SEBASTIAN — Special agents are checking on the area’s eight-liner arcades.
Earlier this week, state agents arrived at some of the area’s growing number of game rooms to determine whether their security guards were properly licensed, authorities said yesterday.
Texas Department of Public Safety declined to disclose the nature of the violations it uncovered, Sgt. Maria Montalvo, the agency’s spokeswoman, stated.
“The violations that were discovered during these inspections will be handled administratively,” Montalvo said.
Troopers arrived at the area’s eight-liner arcades at about 6 p.m. Thursday, Willacy County Sheriff Larry Spence said.
“That’s the first time I know they came in like that to check something,” Spence said.
He said the troopers were checking security guard’s licenses to determine if they were properly certified to serve as security guards.
“I don’t know if they were looking for eight-liner licenses but I’m pretty sure they were checking security guard licenses.”
Montalvo described the checks as “routine.”
“The Texas Department of Public Safety regulates the private security bureau which is why special agents are tasked to conduct random inspections on all noncommissioned and commissioned security guards providing security services regardless of the location,” Montalvo stated.
“Special Agents ensure that each security guard is in compliance with state statutes while providing such services to the public and the establishment,” she stated.
Montalvo said the agency was not releasing further information at this time.
A resident who asked not to be named said he sent a letter to the agency requesting it check security guard’s licenses.
For months, many residents have complained about the growing number of eight-liners in this tiny farming community.
Many residents are concerned the game rooms will lure crime to the area.
Last November, authorities arrested three Brownsville men after they allegedly tried to rob Sebastian’s Silver Outpost amid gunfire.
In September, residents requested Willacy County commissioners approve an ordinance to regulate game rooms in unincorporated areas.
At the meeting, County Judge Aurelio Guerra said commissioners would consider the request.
But commissioners have apparently taken no action.
“You have no regulation,” Spence said, referring to the lack of a county ordinance.
After the September meeting, resident Stanley Gonzales said he presented commissioners with copies of a tough ordinance the county’s previous administration rejected.
“The more, the worse it’s going to be,” Gonzales said of the number of game rooms in the area.
Spence said the game rooms draw many players whose vehicles carry out-of-town license plates.

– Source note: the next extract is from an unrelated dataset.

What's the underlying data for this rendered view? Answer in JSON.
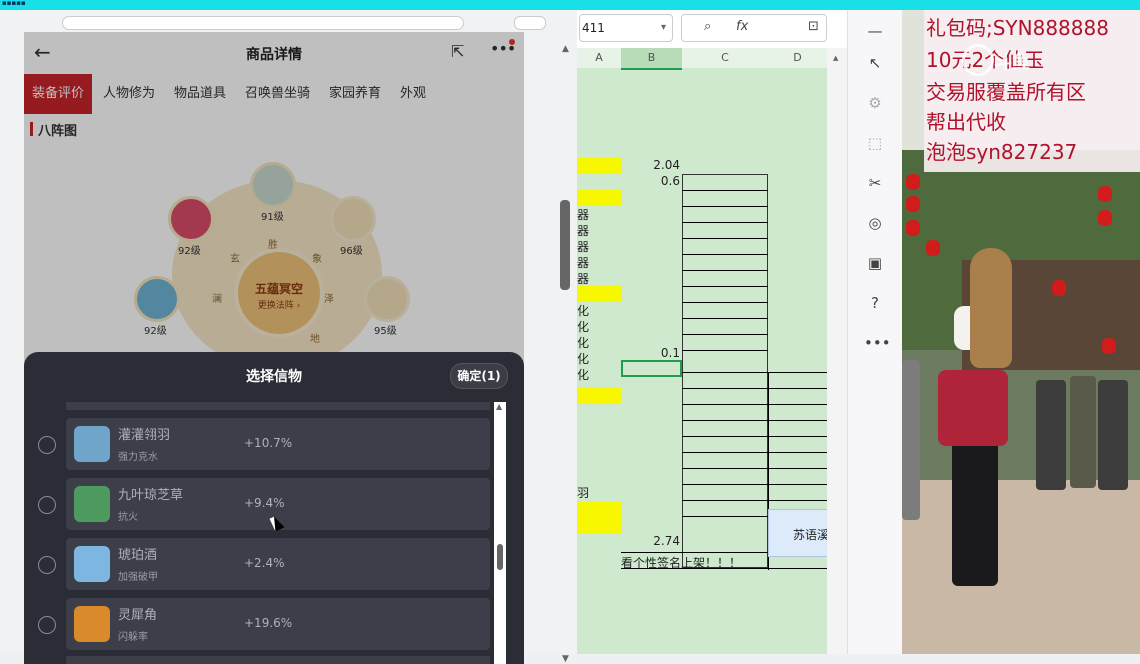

“There’s high traffic at night,” Gonzales said. “It’s just an accident waiting to happen.”
How we got here
In October 2014, then-Willacy County Judge John F. Gonzales Jr. pushed for the proposed ordinance after it passed in Harris County.
But in a meeting before audience members with ties to game rooms, Gonzales scrapped the proposed ordinance after at least three county commissioners opposed the plan.
Within three months, a game room opened in Raymondville Plaza, before eight-liners began popping up across Raymondville.
After a tough Raymondville ordinance pushed most eight-liner arcades out of that town last year, more game rooms are opening in unincorporated areas such as Sebastian, where Willacy County does not have an ordinance to regulate them.
Now, about nine eight-liner arcades are in business here, Spence said.
He said he could not disclose whether authorities have launched an investigation to determine whether the game rooms are paying out cash.
Eight-liner arcades are game rooms in which patrons play eight-liner machines resembling slot machines. Under state law, it’s illegal to operate eight-liner machines that award players with cash or merchandise valued at more than 10 times the price to play the machine, or $5, whichever is less.